I'd be curious to have you give codex with gpt 5.2 high model selected a shot at #1, I have had great luck with it in C++. Part of the issue right now is that people are getting variable results because there is such a big difference between the models. Codex can't do front end design, Claude can't do sophisticated performant code, etc.
 
I'd be curious to have you give codex with gpt 5.2 high model selected a shot at #1, I have had great luck with it in C++. Part of the issue right now is that people are getting variable results because there is such a big difference between the models. Codex can't do front end design, Claude can't do sophisticated performant code, etc.

I'll give codex a try.
 
The problem with training AI.... is it ends up generally being an average of what its trained on. It has no mechanic to realize what is high art, the code that is almost perfect.
IMO AI codes and scripts and such. Are a average quality. Better then the worst, no where near the best.
I'm sure it speeds up bad coders ability to produce mediocre code, and it might speed the workflow a bit for an average coder. A good coder would probably spend more time swearing at its crap generation and fixing it.
It really is all about what it's trained on. And at work, I've been blocked for about a month, where my boss tried using AI to write a simple function to help speed things up. It's not that the function is long (it shouldn't be), nor is it unavailable (there are math equations online). But the math isn't exactly simple, and the AI failed spectacularly.

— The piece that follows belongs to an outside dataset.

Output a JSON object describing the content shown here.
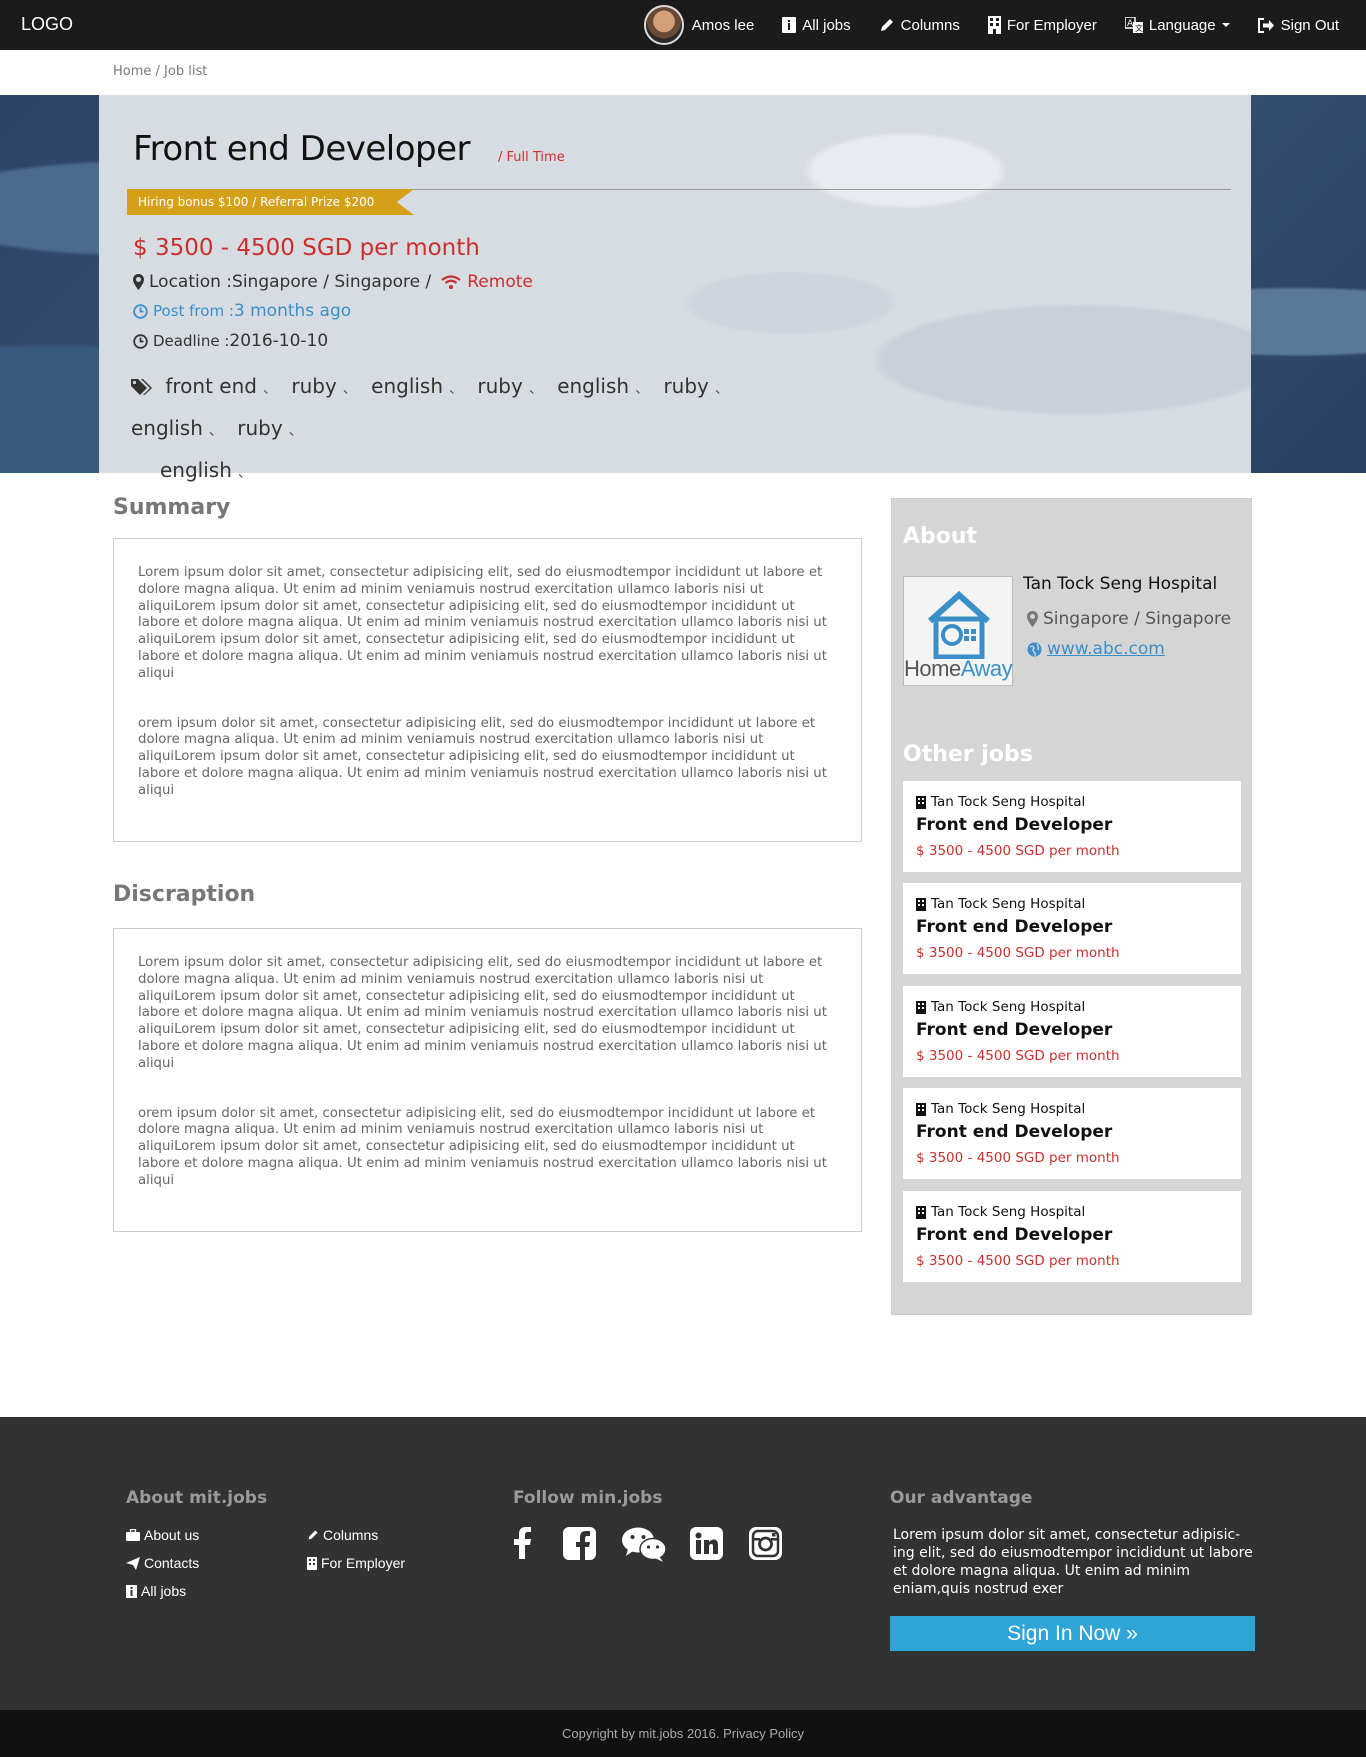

(My boss doesn't have the necessary math skills for this, thus tried using AI, and we're waiting on the people with the math background.)
 
It really is all about what it's trained on. And at work, I've been blocked for about a month, where my boss tried using AI to write a simple function to help speed things up. It's not that the function is long (it shouldn't be), nor is it unavailable (there are math equations online). But the math isn't exactly simple, and the AI failed spectacularly.

(My boss doesn't have the necessary math skills for this, thus tried using AI, and we're waiting on the people with the math background.)

Wrong AI or your boss is an idiot. I've had codex write complex DSP algorithms for simultaneous time and frequency domain analysis on realtime high samplerate streaming. Worked great.